What is the CAP theorem?
CAP is sometimes presented as Consistency, Availability, Partition tolerance pick 2 out of 3.
Unfortunately, putting it this way is misleading because network partitions are a kind of fault, so they aren’t something about which you have a choice: they will happen whether you like it or not.
At times when the network is working correctly, a system can provide both consistency and availability.
When a network fault occurs, you have to choose between either consistency or total availability. Thus, a better way of describing CAP would be either Consistent or Available when Partitioned.
What is the ‘CAP’ in the CAP theorem?
CAP theorem is referred to three characteristics in a distributed system
Consistency means that all clients see the same data at the same time, no matter which node they connect to. For this to happen, whenever data is written to one node, it must be instantly forwarded or replicated to all the other nodes in the system before the write is deemed ‘successful.’
Availability means the probability that a system is operational at a given time. the amount of time a device is actually operating as the percentage of the total time it should be operating. High-availability systems may report availability in terms of minutes or hours of downtime per year. Availability features allow the system to stay operational even when faults do occur.
The ability of two nodes of the system (partitions) to proceed in the presence of a temporary communication failure in their network. With more partition tolerance, the database is more available to clients, but the accessible data is less consistent and vice versa
Real-life example to understand CAP theorem
Let us consider a Company that has two stocks and one offer. Company stocks can support
three different operations:
- Place orders
- Check Product total available quantity
Now the employee walks up to a stock. If everything is working, then the system is relatively simple. If the employee sells some products the company needs to update the quantity on the systems and then complete the track. This involves a consistent view of the product quantity as it’s always the same on every stock system. As an employee, he will like to operate the system with whatever operations he wants and also whenever he wants. the stock system needs to be available for him. We will consider the following negative scenario.
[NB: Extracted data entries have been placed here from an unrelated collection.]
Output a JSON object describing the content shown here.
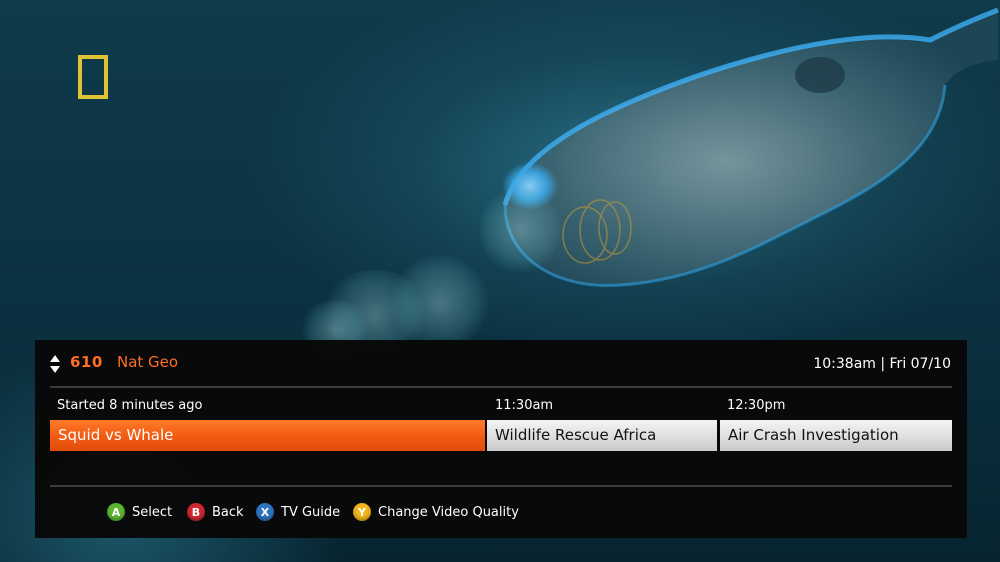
{
  "channel": {
    "number": "610",
    "name": "Nat Geo"
  },
  "datetime": "10:38am | Fri 07/10",
  "schedule": {
    "time_labels": [
      "Started 8 minutes ago",
      "11:30am",
      "12:30pm"
    ],
    "programs": [
      "Squid vs Whale",
      "Wildlife Rescue Africa",
      "Air Crash Investigation"
    ]
  },
  "controls": [
    {
      "key": "A",
      "label": "Select",
      "color": "#5cb630"
    },
    {
      "key": "B",
      "label": "Back",
      "color": "#d22630"
    },
    {
      "key": "X",
      "label": "TV Guide",
      "color": "#2f74c0"
    },
    {
      "key": "Y",
      "label": "Change Video Quality",
      "color": "#f2b51d"
    }
  ],
  "colors": {
    "accent": "#ff6d21",
    "panel_background": "#080808",
    "logo_yellow": "#e0c235"
  },
  "icons": {
    "channel_switch": "up-down-arrows-icon",
    "logo": "national-geographic-yellow-border"
  }
}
Stock with Consistency design
If the stock has chosen a consistent design, then the branch will inform: I can’t accept sell right now because I can’t update the quantity in the other stock. this could be annoying because you will make the customers wait to check if the total quantity enough for their orders
Stock with availability design
In availability design, when you walk up to the Stock and say, I can’t talk to the other stock system. But I will allow you to place the order and will keep track of what happened and then later when the partition heals with the other stock, the account quantity will be updated in another stock. So, with this design, it’s more available, even though stocks are inconsistent in the storage of the product quantities. In a nutshell, this is the cap theorem when you design your system for availability.
Stock with a degree of consistency and availability design
In the real world, we can also consider degrees of consistency and degrees of availability. Also, make trade-offs.
For example, when a partition happens, we can have stocks:
- Accept partial orders
- Not provide total quantity service.
stocks can also provide information about the quantity but only provide tentative quantity information. This means, we are not sure if this is the correct quantity, but it is probably right if you haven’t been running between Stocks.
In short, the stocks decide to make. How much complexity do you want to add to your system, to get higher availability to the employees? Because consistent designs tend to be simpler to build and understand. Complicated availability design can bring conflicts and can become harder or even impossible to resolve.
How does the CAP Theorem affect making database decisions?
Although the CAP Theorem can feel quite abstract, it has practical, real-world consequences. From both a technical and business perspective the trade-offs will lead you to some very important questions. There are no right answers. Ultimately it will be all about the context in which your database is operating, the needs of the business, and the expectations and needs of users.
You will have to consider things like:
- Is it important to avoid throwing up errors in the client?
- Or are we willing to sacrifice the visible user experience to ensure consistency?
- Is consistency an actual important part of the user’s experience
- Or can we actually do what we want with a relational database and avoid the need for partition tolerance altogether?
As you can see, these are ultimately user experience questions. To properly understand those, you need to be sensitive to the overall goals of the project, and, as said above, the context in which your database solution is operating. (Is it powering an internal analytics dashboard? Or is it supporting a widely used external-facing website or application?)